Title: Respecting Maharishi requires absolute belief
Letter from Jon Kelly Kirkpatrick to the editor of the Fairfield Ledger, August 11. If you feel inspired to write a letter to the editor in response to this, send it to [EMAIL PROTECTED] or [EMAIL PROTECTED] Keep it under 500 words. Include your real name and where you live. It doesn’t have to be Fairfield or even the US.

To the editor:
Erik Gable’s piece on the TM movement and Ammaji (sic) was good but missed a few underlying points. When someone begins TM he is told what its theoretical basis is. One can practice TM quite well without really understanding that basis. However, if one really understands what Maharishi is saying, one is left with just two possibilities. When someone claims total knowledge as Maharishi has, it gives us a great epistemological advantage. How can anyone claim total knowledge unless he either has it or is a fake? Can you think of anything in between? If you consider saints, none of less than the highest knowledge would claim to have it. (That, apparently is the unexamined conclusion about Maharishi of many who claim to respect him.) that leaves non-saints. But any non-saint who claimed to have the highest knowledge would be a fake and evil. Hence, we have two choices. Maharishi is either everything he says he is or he is a fake and evil.
Those who reject Maharishi as fake and evil at least show internal consistency. Those who claim respect for Maharishi but seriously pursue other gurus do not. One cannot respect someone who claims total knowledge unless one believes he has it. Therefore, if one respects Maharishi one must believe everything he says.
Moreover, the very nature of higher knowledge is its superior organizing power. Therefore, it would also follow that no other knowledge system (not to mention a fake system) could improve on the evolutionary practices derived from Maharishi’s knowledge. Of course one should pursue one’s interests, but the pursuit of other gurus or their techniques, when one claims respect for Maharishi, indicates more than just spiritual ambition. It indicates spiritual confusion.
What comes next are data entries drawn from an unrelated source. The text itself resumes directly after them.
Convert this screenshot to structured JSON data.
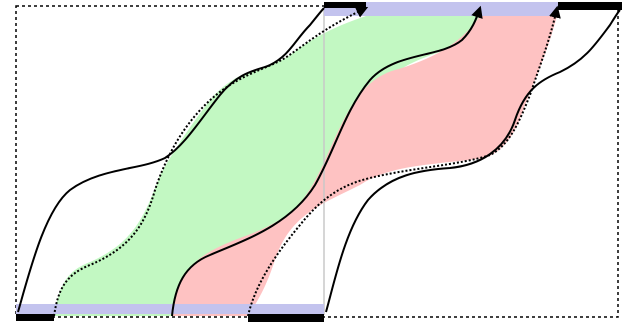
{
  "colors": {
    "background": "#ffffff",
    "frame_dashed": "#000000",
    "divider": "#c8c8c8",
    "band_lavender": "#c3c3ee",
    "band_black": "#000000",
    "region_green": "#c2f8c2",
    "region_red": "#fec2c2",
    "stroke": "#000000"
  },
  "icons": {
    "arrowhead": "triangle-arrowhead-icon"
  }
}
Regarding Maharishi’s movement leadership, he tells us how to improve it. Maharishi’s Absolute Theory of Government states that a leader is an innocent mirror of the group he leads. That means that if the TM movement’s leaders have shortcomings then the meditators whom they lead, as a group, do too. In other words, entreaty is a waste of time until the group consciousness has improved. And group consciousness improves only when the individual, as the component of the group, improves.
The best way to improve the individual, it would also follow if you believed Maharishi, is to own the movement. That is to say, to take charge of the movement. If one believes that Maharishi is who he says he is, then one must believe that this prescription is right and its claimed rewards should be put to the test. A quiet way to do this is Maharishi’s group practice of yogic flying which he describes as the most powerful technique for individual and community evolution.
Of course not everyone, for various reasons, can always participate in group program or even, for that matter, do their program. For some that is because they can’t follow the logic of their own premises.